Чьи-то пальцы массировали ей грудь. Внутри что-то скрипело и лопалось, как пузырчатая упаковка.

— Крепитация установлена.

Исабель попыталась вдохнуть, но смогла только сипло прохрипеть.

— С вами все будет хорошо, — сказал голос, который принадлежал руке, удерживающей кислородную маску. — Вы понимаете, где находитесь?

Исабель попыталась вдохнуть, и боль, как тысяча ножей, пронзила ей грудь.

Над ней появилось мужское лицо.

— Сейчас вы почувствуете холод на коже. Мы должны ввести иглу, чтобы вы смогли дышать.

Ледяной мазок антисептиком, длинная игла взлетела вверх и вонзилась ей в грудь. Боль была мучительной, но в то же мгновение наступило облегчение. Воздух с шипением прошел через иглу и наполнил легкие. Исабель снова задышала. Она с такой жадностью хватала ртом воздух и всасывала его в себя, что маска прилипла к лицу. Она попыталась ее сорвать, но рука удержала маску. Исабель обнаружила, что маска, несмотря ни на что, продолжает поставлять ей кислород. Маска пахла поливинилхлоридом, как дешевые занавески для ванной или игрушки, которые она старалась не покупать для бонобо. Когда-то она прочитала, что такого рода игрушки при поломке выделяют искусственные эстрогены.

— Положите ее на спинодержатель.

Руки подхватили ее с боков и под голову и переложили на спину. Где-то на заднем плане бормотала рация.

— У нас пострадавшая женщина. Двадцать пять — тридцать лет, жертва взрыва. Пневмоторакс, на месте проведена декомпрессия. Лицевая и челюстная травмы. Травма головы. Неустойчивое сознание. Готовы к эвакуации, расчетное время прибытия — семнадцать минут.

Исабель позволила себе закрыть глаза, и снова зароились пчелы. Весь мир закружился, к горлу подкатил ком. Когда морозный воздух ударил ей в лицо, она резко открыла глаза.
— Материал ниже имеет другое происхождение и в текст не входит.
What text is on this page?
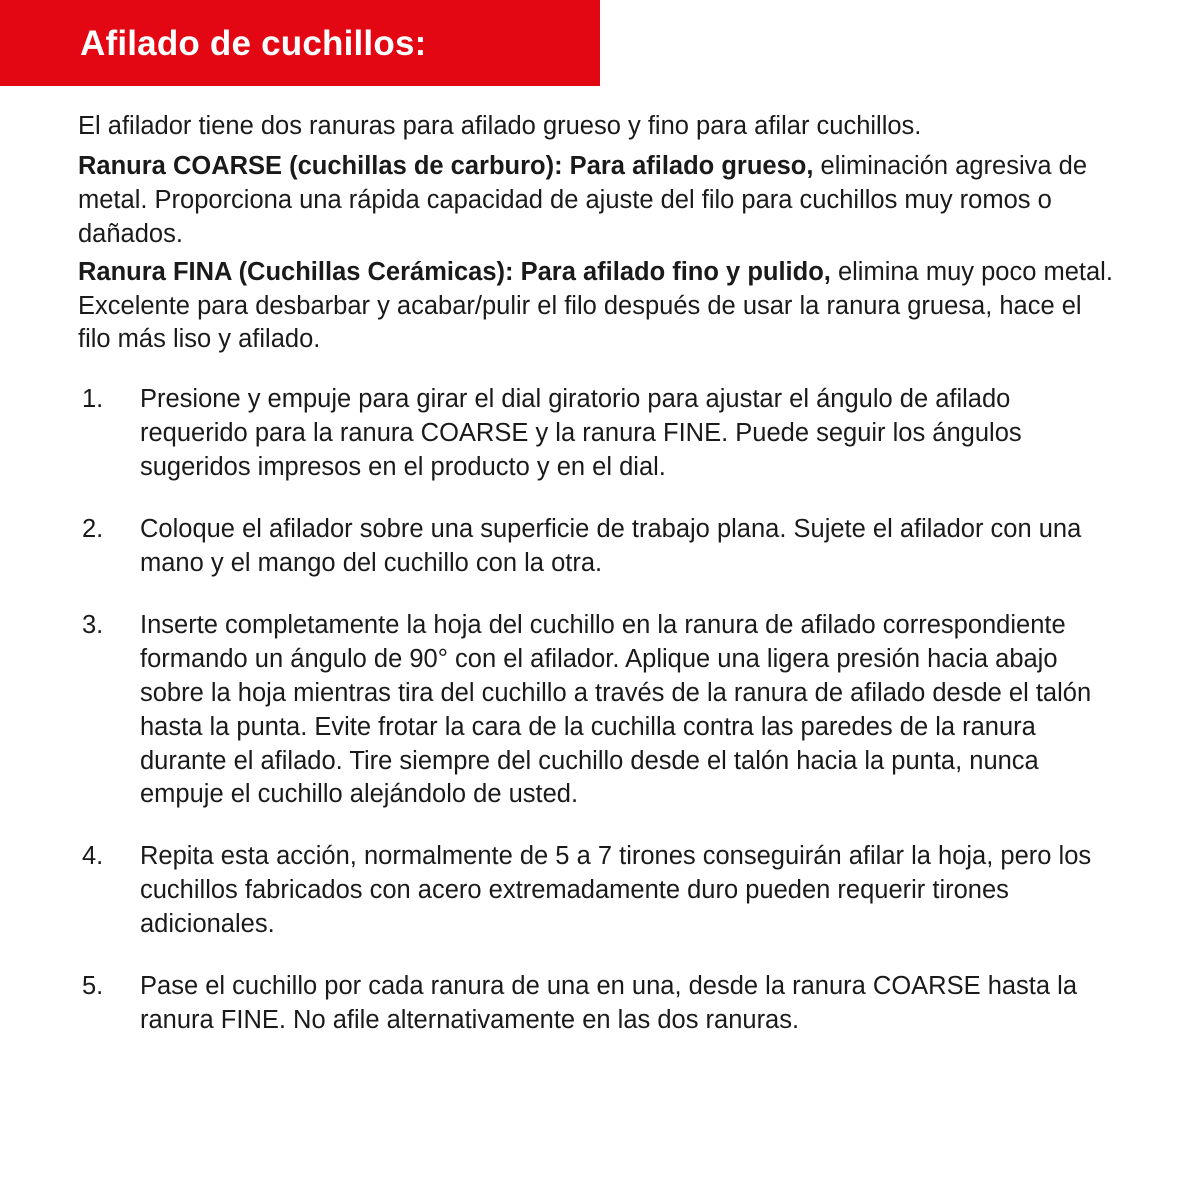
Afilado de cuchillos:

El afilador tiene dos ranuras para afilado grueso y fino para afilar cuchillos.

Ranura COARSE (cuchillas de carburo): Para afilado grueso, eliminación agresiva de metal. Proporciona una rápida capacidad de ajuste del filo para cuchillos muy romos o dañados.

Ranura FINA (Cuchillas Cerámicas): Para afilado fino y pulido, elimina muy poco metal. Excelente para desbarbar y acabar/pulir el filo después de usar la ranura gruesa, hace el filo más liso y afilado.

1.	Presione y empuje para girar el dial giratorio para ajustar el ángulo de afilado requerido para la ranura COARSE y la ranura FINE. Puede seguir los ángulos sugeridos impresos en el producto y en el dial.
2.	Coloque el afilador sobre una superficie de trabajo plana. Sujete el afilador con una mano y el mango del cuchillo con la otra.
3.	Inserte completamente la hoja del cuchillo en la ranura de afilado correspondiente formando un ángulo de 90° con el afilador. Aplique una ligera presión hacia abajo sobre la hoja mientras tira del cuchillo a través de la ranura de afilado desde el talón hasta la punta. Evite frotar la cara de la cuchilla contra las paredes de la ranura durante el afilado. Tire siempre del cuchillo desde el talón hacia la punta, nunca empuje el cuchillo alejándolo de usted.
4.	Repita esta acción, normalmente de 5 a 7 tirones conseguirán afilar la hoja, pero los cuchillos fabricados con acero extremadamente duro pueden requerir tirones adicionales.
5.	Pase el cuchillo por cada ranura de una en una, desde la ranura COARSE hasta la ranura FINE. No afile alternativamente en las dos ranuras.
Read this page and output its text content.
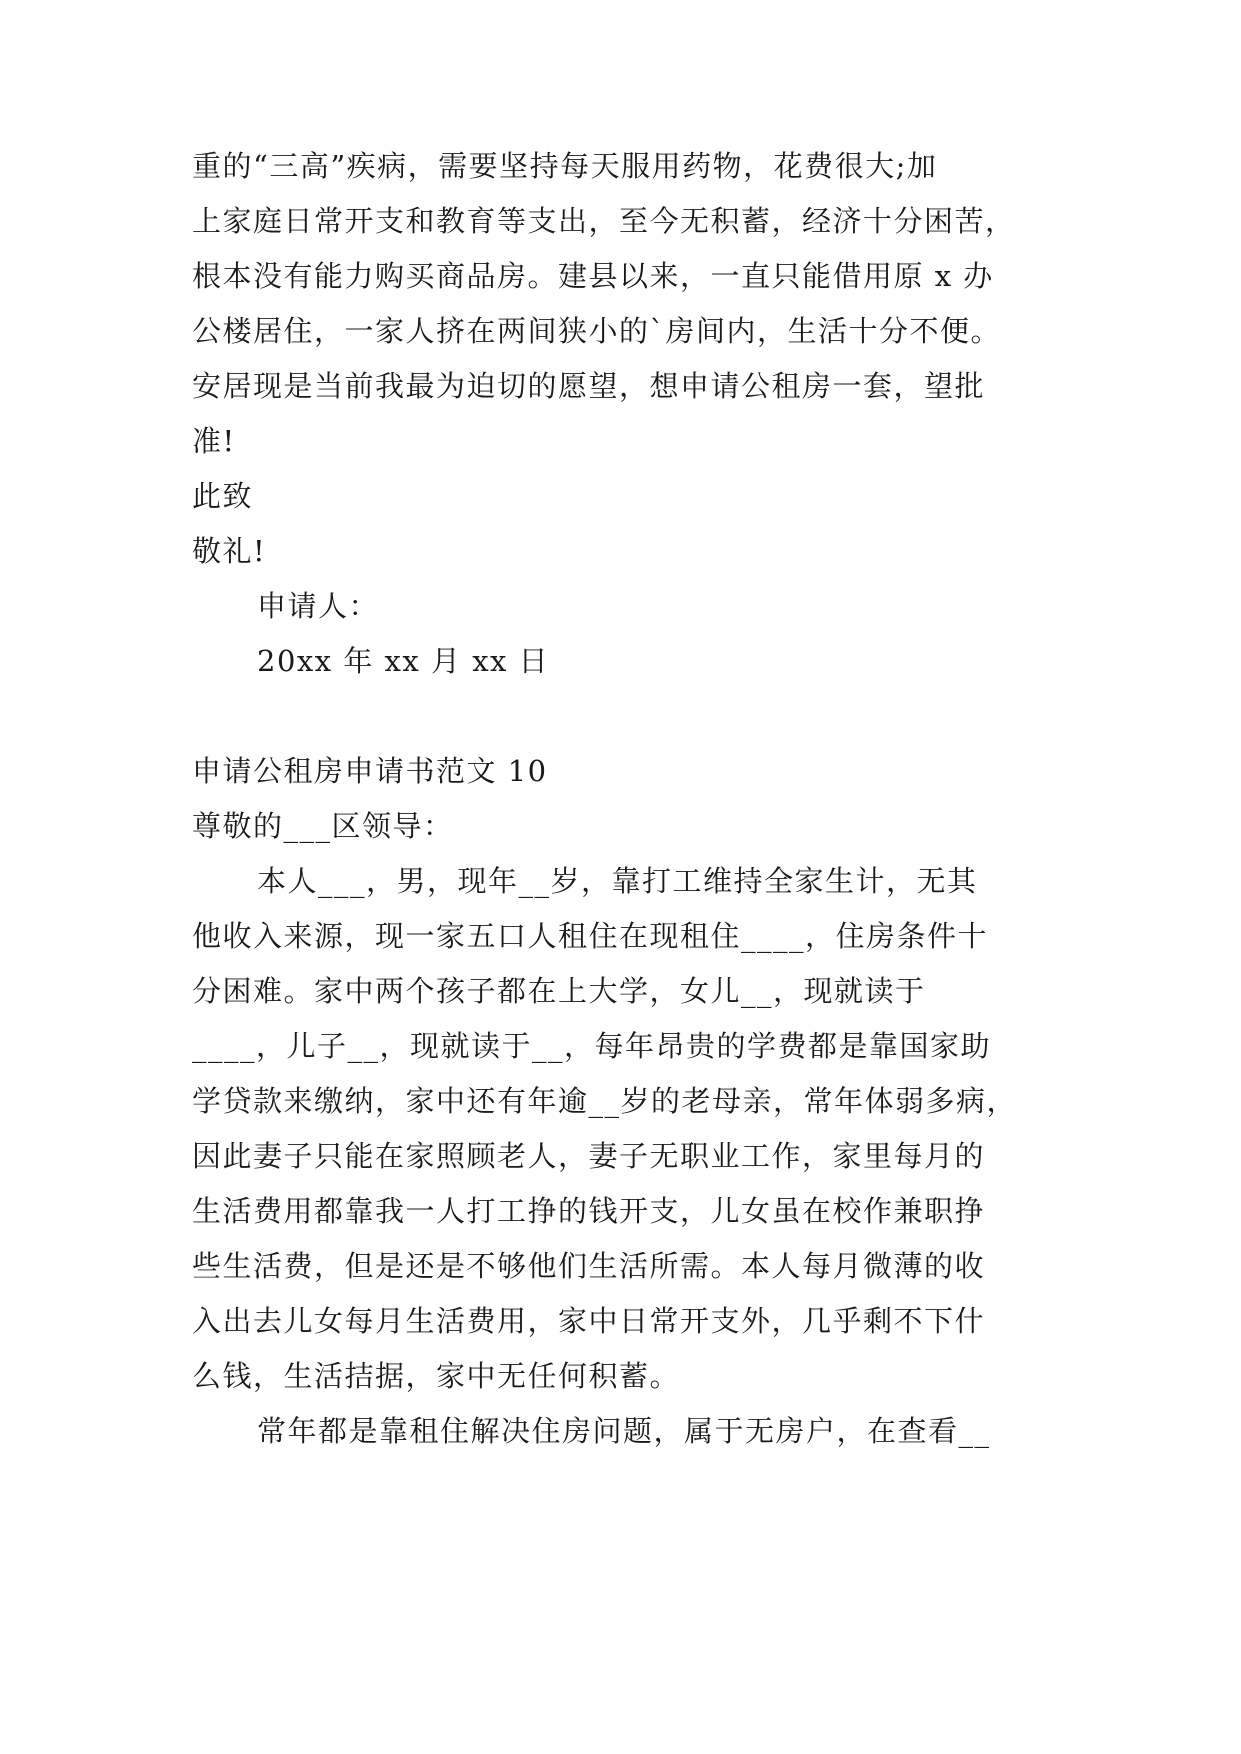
重的“三高”疾病，需要坚持每天服用药物，花费很大;加
上家庭日常开支和教育等支出，至今无积蓄，经济十分困苦，
根本没有能力购买商品房。建县以来，一直只能借用原 x 办
公楼居住，一家人挤在两间狭小的`房间内，生活十分不便。
安居现是当前我最为迫切的愿望，想申请公租房一套，望批
准!
此致
敬礼!
申请人：
20xx 年 xx 月 xx 日
申请公租房申请书范文 10
尊敬的___区领导：
本人___，男，现年__岁，靠打工维持全家生计，无其
他收入来源，现一家五口人租住在现租住____，住房条件十
分困难。家中两个孩子都在上大学，女儿__，现就读于
____，儿子__，现就读于__，每年昂贵的学费都是靠国家助
学贷款来缴纳，家中还有年逾__岁的老母亲，常年体弱多病，
因此妻子只能在家照顾老人，妻子无职业工作，家里每月的
生活费用都靠我一人打工挣的钱开支，儿女虽在校作兼职挣
些生活费，但是还是不够他们生活所需。本人每月微薄的收
入出去儿女每月生活费用，家中日常开支外，几乎剩不下什
么钱，生活拮据，家中无任何积蓄。
常年都是靠租住解决住房问题，属于无房户，在查看__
Каталка вздрагивала от движения по гравию.

На парковке сверкали фотовспышки и выли сирены. Ремни на липучках не давали Исабель повернуть голову, поэтому она перевела взгляд в сторону стоянки. Селия кричала, плакала и умоляла пожарных пропустить через ограждение. Она все еще держала в руках поднос с большими карамельными маккиато. Когда она увидела каталку, поднос и кофе полетели на землю. Видеокамера качалась на ремешке у нее на запястье.

— Исабель! — душераздирающе закричала она. — О господи! Исабель!

И только тогда Исабель поняла, что с ней произошло.

Когда колеса каталки соприкоснулись с фургоном и сложились под ней, Исабель заметила в кроне дерева темный силуэт, потом еще один, потом еще и еще. Она замычала сквозь маску. По крайней мере, половине бонобо удалось спастись.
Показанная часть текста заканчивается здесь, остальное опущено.